Chez Coallia, Daniel Ferry, directeur opérationnel, responsable des établissements du nord et de l’est de la France, ne cherche pas à minimiser. Il qualifie lui-même de « pourri » le foyer de Rosny-sous-Bois. Mais il semblerait qu’il y ait pire. Comme ce bâtiment a déjà fait l’objet d’une réhabilitation partielle en 2001, il n’est pas considéré comme prioritaire. « C’est vrai, c’est la galère, les tuyaux sont anciens, on a des soucis avec les fuites d’eau, les accès piétons ne sont pas terribles, le local poubelle génère des désagréments avec les voisins, l’huisserie est un peu usée », énumère-t-il.

« On n’est pas les meilleurs, résume-t-il, mais nous nous occupons de foyers dont beaucoup étaient en très mauvais état quand nous les avons récupérés. Aujourd’hui, nous sommes à mi-chemin. » Il rappelle que la peinture est en cours de réfection, tout en reconnaissant que les fuites généralisées risquent de compromettre les efforts. Le réseau de chauffage devrait être revu « avant octobre ou novembre », les poubelles collectives pourraient être réaménagées « début 2014 ». Pour le « gros des travaux », il faudra néanmoins attendre deux ou trois années supplémentaires, indique-t-il, espérant obtenir un soutien financier de l’État.

« Je ne veux pas les charger, assure-t-il, mais les résidents ont leur part de responsabilité. Ils sont en suroccupation. Ils sont 500 ou 600 au lieu des 332 prévus, ça a pour conséquence une usure prématurée des parties communes. » « Et puis ils bouchent les sorties d’aération avec du papier », ajoute-t-il, sans préciser que certaines ne fonctionnent pas et qu’en l’absence de chauffage la chasse au froid est une préoccupation de tous les instants.

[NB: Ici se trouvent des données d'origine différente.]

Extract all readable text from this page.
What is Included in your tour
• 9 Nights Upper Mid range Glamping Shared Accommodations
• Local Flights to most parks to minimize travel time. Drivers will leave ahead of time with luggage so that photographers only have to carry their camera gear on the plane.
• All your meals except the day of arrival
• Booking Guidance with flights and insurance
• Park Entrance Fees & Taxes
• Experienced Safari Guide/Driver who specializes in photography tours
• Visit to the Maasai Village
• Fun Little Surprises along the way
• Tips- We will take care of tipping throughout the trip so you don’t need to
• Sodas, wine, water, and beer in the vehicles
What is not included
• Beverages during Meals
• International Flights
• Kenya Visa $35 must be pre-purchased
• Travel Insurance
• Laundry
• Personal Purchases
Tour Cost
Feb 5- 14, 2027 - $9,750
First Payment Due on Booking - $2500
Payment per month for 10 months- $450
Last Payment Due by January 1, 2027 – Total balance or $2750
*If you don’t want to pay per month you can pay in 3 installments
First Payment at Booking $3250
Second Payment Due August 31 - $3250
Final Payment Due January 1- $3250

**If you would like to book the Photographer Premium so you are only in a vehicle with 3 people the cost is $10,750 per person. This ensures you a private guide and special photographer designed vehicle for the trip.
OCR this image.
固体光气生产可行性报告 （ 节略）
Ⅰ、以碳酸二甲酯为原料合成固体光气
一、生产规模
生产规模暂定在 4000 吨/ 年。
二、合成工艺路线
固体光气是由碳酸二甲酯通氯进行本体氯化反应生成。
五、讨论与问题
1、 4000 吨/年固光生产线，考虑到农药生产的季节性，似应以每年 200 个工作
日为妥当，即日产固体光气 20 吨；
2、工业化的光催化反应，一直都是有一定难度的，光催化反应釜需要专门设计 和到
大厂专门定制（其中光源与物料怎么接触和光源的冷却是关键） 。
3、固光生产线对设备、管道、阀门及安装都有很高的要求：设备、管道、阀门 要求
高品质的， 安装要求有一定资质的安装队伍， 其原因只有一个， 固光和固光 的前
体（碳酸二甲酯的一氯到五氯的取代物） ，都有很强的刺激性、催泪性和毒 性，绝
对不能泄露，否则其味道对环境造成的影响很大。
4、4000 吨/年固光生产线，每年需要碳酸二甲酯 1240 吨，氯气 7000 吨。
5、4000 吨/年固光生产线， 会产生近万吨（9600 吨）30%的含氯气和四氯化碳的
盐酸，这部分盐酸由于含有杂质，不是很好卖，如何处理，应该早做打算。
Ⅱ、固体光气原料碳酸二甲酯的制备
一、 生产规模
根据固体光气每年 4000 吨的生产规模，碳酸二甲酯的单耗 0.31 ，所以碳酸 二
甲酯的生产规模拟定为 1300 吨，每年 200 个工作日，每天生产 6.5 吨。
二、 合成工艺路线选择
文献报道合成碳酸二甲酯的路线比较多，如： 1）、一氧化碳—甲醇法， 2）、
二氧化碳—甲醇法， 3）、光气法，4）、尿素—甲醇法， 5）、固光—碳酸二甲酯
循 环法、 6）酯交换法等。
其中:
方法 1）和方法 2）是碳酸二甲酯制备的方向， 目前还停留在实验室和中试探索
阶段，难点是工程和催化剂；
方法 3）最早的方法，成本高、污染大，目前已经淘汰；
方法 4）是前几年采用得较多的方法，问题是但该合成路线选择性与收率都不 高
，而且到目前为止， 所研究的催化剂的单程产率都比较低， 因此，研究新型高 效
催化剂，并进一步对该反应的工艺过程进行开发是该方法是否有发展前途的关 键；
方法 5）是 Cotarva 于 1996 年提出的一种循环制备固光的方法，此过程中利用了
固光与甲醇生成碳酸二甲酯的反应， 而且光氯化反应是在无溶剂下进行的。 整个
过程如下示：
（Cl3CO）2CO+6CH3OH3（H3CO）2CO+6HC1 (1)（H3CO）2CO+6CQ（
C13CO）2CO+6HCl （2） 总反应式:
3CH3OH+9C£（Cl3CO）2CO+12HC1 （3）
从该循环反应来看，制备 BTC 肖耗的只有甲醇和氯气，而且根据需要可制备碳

Le maire UMP, Claude Capillon, ne se cache pas non plus derrière son petit doigt. « C’est un gros souci. Ces immeubles n’ont pas été entretenus pendant de nombreuses années, les conditions d’hygiène sont mauvaises », reconnaît-il, faisant mine de « s’inquiéter » pour les résidents. Il assure avoir reçu les représentants de Coallia en avril et avoir l’intention de les revoir en septembre. À l’approche des municipales, ce maire, qui se démène avec son collègue de Neuilly-Plaisance pour obtenir le démantèlement d’un campement de Roms, est particulièrement sensible aux « problèmes de voisinage ». Il admet avoir été alerté par les plaintes des riverains à propos de la « prolifération de rats ». En cause : les poubelles extérieures à ciel ouvert, entourées de trous à rats, qui créent comme un mur invisible entre les résidents du foyer et le reste de la ville.



Ce reportage a été réalisé dans la semaine du 17 juin 2013. L'objectif n'était pas de dresser le bilan de l'action – ou de l'inaction – des pouvoirs publics en matière de rénovation des foyers de travailleurs migrants au cours des dernières décennies. Mais de montrer que des hommes, que la France et ses entreprises ont fait travailler à partir des années 1960, 70 et 80, sont encore logés aujourd'hui dans des conditions indignes, à l'abri des regards. Un portfolio de 14 photos montrant l'état du bâtiment est visible ici. J'ai rencontré l'auteur des photos, Jacqueline Geering, par l'entremise du Collectif pour l'avenir des foyers (Copaf).